Prendendo atto del decreto legge della manovra di Governo che, come tagli sostanziali alle spese delle istituzioni, prevede l’accorpamento di comuni al di sotto di 1000 abitanti, l’opposizione di centrosinistra del consiglio provinciale ha sottoscritto una nota ufficiale al presidente della Provincia e della Giunta Provinciale “a richiedere con forza alle autorità statali, ai capogruppi della Camera e del Senato e al Presidente del Consiglio dei Ministri la modifica del provvedimento ripristinando la situazione coante al decreto legge e nel contempo a eliminare il limite dei due mandati per i Sindaci dei comuni fino a 1000 abitanti”.

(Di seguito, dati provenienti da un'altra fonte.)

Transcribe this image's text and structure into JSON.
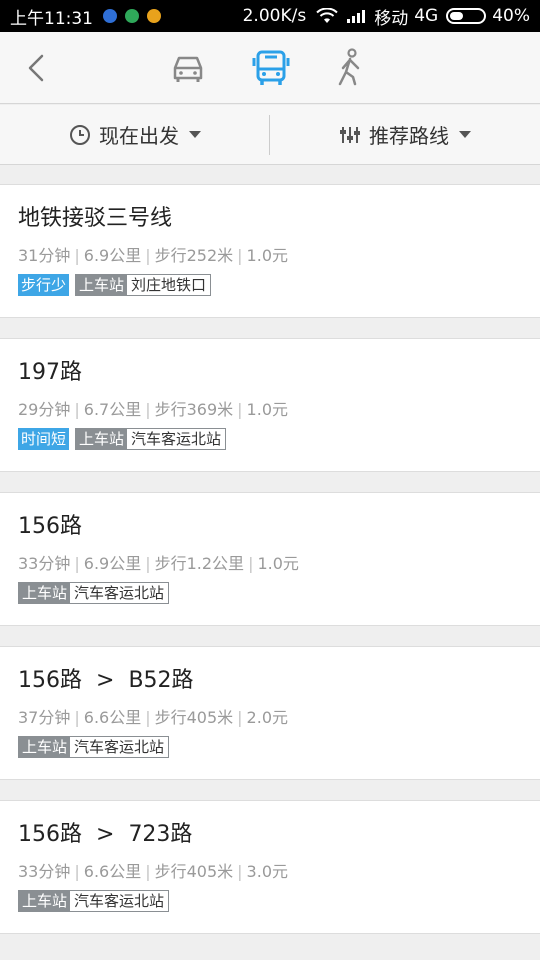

“Il punto di forza sta nel fatto che in tutte le province Abruzzesi abbiamo preso questa iniziativa che vuole rappresentare la stretta vicinanza con gli interessi vivi del territorio e la forte rivendicazione da esso si eleva, soprattutto dalle aree interne, per essere maggiormente tutelato nella rappresentanza eletta direttamente dalle popolazioni residenti e rispettato per i tanti bisogni sociali, economici ed infrastrutturali esso ha bisogno.” afferma il capogruppo del PD alla provincia, Camillo D’Amico. “E’ scorretto far credere ai cittadini che l’elevata spesa per la politica sia riposta negli enti locali come comuni e province quando è noto che è altrove che risiedono privilegi e mancanza di assoluto raccordo tra gli eletti ed il territorio. Riteniamo sia giusto procedere ad una complessiva riorganizzazione dei livelli istituzionali ridefinendo ruoli e competenze dei comuni, province e regioni così come va contestualmente ridotto sensibilmente il numero dei parlamentari con una nuova legge elettorale che dia potere di scelta al popolo elettore.”
In realtà le regioni avrebbero potuto o dovuto muoversi prima secondo quanto previsto dal Decreto Legislativo 18 agosto 2000, n. 267 che negli artt. 15 e 33, in particolare, ribadisce quanto previsto dagli artt. 117 e 133 della Costituzione. “Le regioni possono modificare le circoscrizioni territoriali dei comuni sentite le popolazioni interessate, nelle forme previste dalla legge regionale.”
E la fusione dei comuni è addirittura incentivata da allora ma, evidentemente, con poco seguito:
“1) favoriscono il massimo grado di integrazione tra i comuni, graduando la corresponsione dei benefici in relazione al livello di unificazione, rilevato mediante specifici indicatori con riferimento alla tipologia ed alle caratteristiche delle funzioni e dei servizi associati o trasferiti in modo tale da erogare il massimo dei contributi nelle ipotesi di massima integrazione;
2) prevedono in ogni caso una maggiorazione dei contributi nelle ipotesi di fusione e di unione, rispetto alle altre forme di gestione sovracomunale;
b) promuovono le unioni di comuni, senza alcun vincolo alla successiva fusione, prevedendo comunque ulteriori benefici da corrispondere alle unioni che autonomamente deliberino, su conforme proposta dei consigli comunali interessati, di procedere alla fusione.”